Estou relendo toda essa coleção que tanto marcou minha adolescência. Por enqt estou gostando de todos, ótimo ritmo, temas atuais (e que permanecem atuais muitas décadas depois), leitura que prende.
Facilmente o melhor livro da série, gostei muito da historia e do misterio no geral, os personagens aqui continuam muito bons e bem escritos, com um vilão genuinamente ameaçador () a edição tambem é muito boa, gostei do estilo mais formal e do tamanho menor da fonte, alem da mistura de ilustração com escrita que funciona muito bem, é um livro bem pesado, que se trata de um assunto bem pesado, especialmente para um livro infantojuvenil, e que tambem tem um final incrivelmente pesado e extremamente surpreendente, que no geral eu gostei muito. Unico problema é algumas partes que podiam ser um pouco mais bem trabalhadas e que no geral ficaram um pouco rasas.
Excelente livro infantojuvenil, com uma boa premissa e historia que prende do começo ao fim, é um livro rapido de ler, a edição que eu peguei tem só 142 paginas, ou seja da pra ler em um dia só, mas mesmo eu recomendo bastante.
Não me agradou muito. Das aventuras dos Karas, para mim, essa foi a piorzinha. Solomon, professor de Teatro de Calú e ator famoso, é assinado em seu camarim pouco antes de entrar no palco. Ele não era só ator, era sobrevivente do holocausto. A aventura dessa vez, é narrada em cima do nazismo, um ex-oficial alemão e dois judeus sobreviventes, além do delegado Andrade e a turminha vão passar grandes apertos ao tentarem resolver o assassinato. Embora, seja interessante, faltou aquele "Q" que prende o leitor o deixa quase sem fôlego até a última página. Recomendo para seguir a sequência apenas.
Bem melhor que o segundo livro da série! Aqui o assunto discutido é primordial e, a meu ver, geralmente negligenciado nas escolas. Uma ótima discussão para (pré-)adolescentes e uma narrativa de mistério bem construída.
A história começa com o professor de teatro do Calu sendo assassinado logo antes de entrar em cena, no meio de uma peça. E aí os Karas entram em ação pra desvendar o crime. Até aqui parece um mistério comum, né? Mas quando a gente descobre o que tá por trás desse assassinato, o negócio fica muito mais sério do que parecia. O livro aborda um tema de peso enorme na história global: o nazismo e o que ele representa. E não é só passado, não — a ameaça de um renascimento desse ideal aparece de um jeito que coloca os personagens em risco real. Eles se jogam de cabeça pra tentar impedir que uma nova guerra se inicie, e dá pra sentir o peso disso em cada página.

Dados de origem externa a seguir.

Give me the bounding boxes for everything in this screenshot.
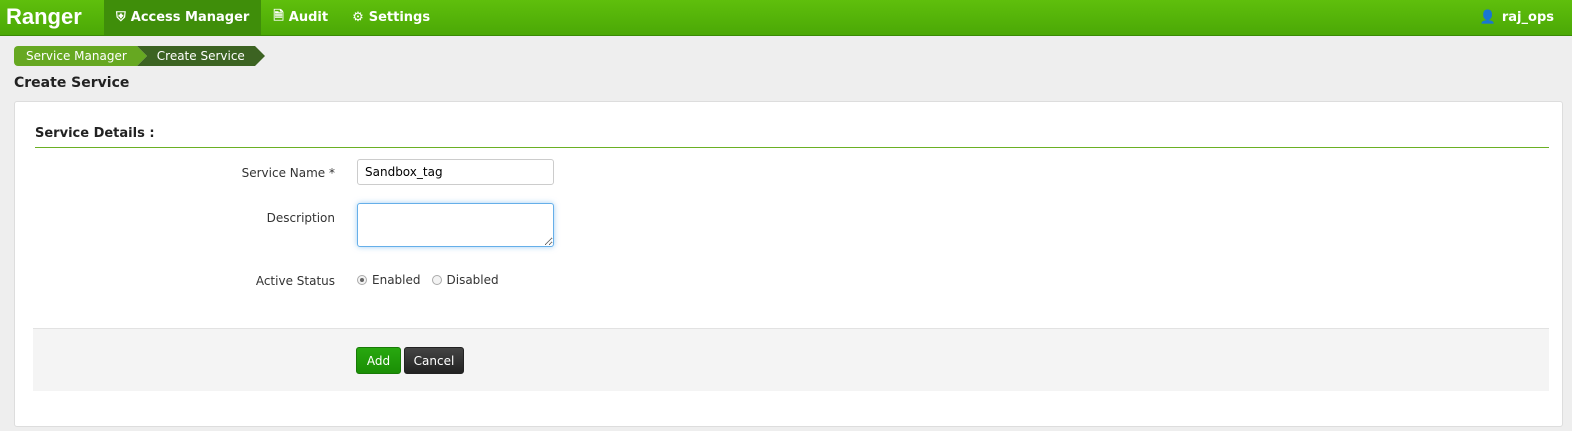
disabled-radio[interactable] (431, 275, 442, 285)
user-icon: 👤 (1479, 10, 1496, 25)
top-navbar: Ranger ⛨ Access Manager 🗎 Audit ⚙ Settings … (0, 0, 1572, 36)
enabled-radio[interactable] (357, 275, 367, 285)
gear-icon: ⚙ (352, 10, 364, 25)
nav-label: Access Manager (130, 10, 250, 25)
description-textarea[interactable] (357, 203, 554, 247)
nav-label: Settings (368, 10, 431, 25)
breadcrumb-create-service: Create Service (136, 46, 265, 66)
cancel-button[interactable]: Cancel (404, 347, 464, 374)
username: raj_ops (1501, 10, 1554, 25)
user-menu[interactable]: 👤 raj_ops (1480, 0, 1572, 35)
breadcrumb-service-manager[interactable]: Service Manager (14, 46, 147, 66)
nav-settings[interactable]: ⚙ Settings (340, 0, 442, 35)
add-button[interactable]: Add (356, 347, 401, 374)
nav-audit[interactable]: 🗎 Audit (261, 0, 340, 35)
shield-icon: ⛨ (116, 10, 126, 25)
enabled-label[interactable]: Enabled (372, 273, 421, 287)
description-label: Description (266, 211, 335, 225)
brand-logo[interactable]: Ranger (0, 0, 104, 35)
active-status-label: Active Status (255, 274, 335, 288)
form-actions: Add Cancel (33, 328, 1549, 391)
page-title: Create Service (14, 75, 130, 91)
service-name-label: Service Name * (241, 166, 335, 180)
disabled-label[interactable]: Disabled (447, 273, 499, 287)
nav-label: Audit (288, 10, 329, 25)
section-title: Service Details : (35, 126, 1549, 148)
service-form-panel: Service Details : Service Name * Descrip… (14, 101, 1563, 427)
active-status-radios: Enabled Disabled (357, 273, 499, 287)
nav-access-manager[interactable]: ⛨ Access Manager (104, 0, 262, 35)
file-icon: 🗎 (273, 8, 284, 24)
breadcrumb: Service Manager Create Service (14, 46, 265, 66)
service-name-input[interactable] (357, 159, 554, 185)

O Pedro Bandeira mostra até que ponto chega a insanidade humana diante das diferenças, e faz isso de um jeito que bate fundo, mesmo sendo um livro jovem
mesmo retratando de assuntos pesados, foi tranquilo de se ler e bem fácil para pessoas que não entendem bem sobre o assunto entenderem, é uma leitura fácil e os mistérios que acontecem só te fazem querer ler para saber o que acontece mais e mais
aaaaa eu amo muito meus fioteeeee :') continuo achando que o romance é desnecessário, mas fora isso, eu amo como o Pedro Bandeira aborda a problemática da trama.
Eu li esse livro com 8 anos e mesmo sem entender nada sobre nazismo, gostei muito da história, li denovo recentemente e me apaixonei por esse livro mais ainda!!!
Mais uma vez, Bandeira traz discussões relevantes para o público infantojuvenil. Mesmo ainda tendo aquela leveza dos momentos de amizade entre os Karas, a aventura da vez traz uma discussão bem mais séria: o neonazismo. Não estava esperando que uma temática como essa fosse ser abordada nessa série (não li a sinopse de nenhum dos livros), mas achei que o autor o fez de forma bem responsável, trazendo reflexões muito importantes para introduzir o tema aos adolescentes. Gostaria muito de ter sido apresentada a esses livros na escola, eles teriam me aberto portas para muitas reflexões.
Nossa, nostalgia incrível relembrar esse livro. Lembro que fiquei obcecada quando li. Minha professora de português, hoje minha madrinha, foi a responsável por me mostrar essa série.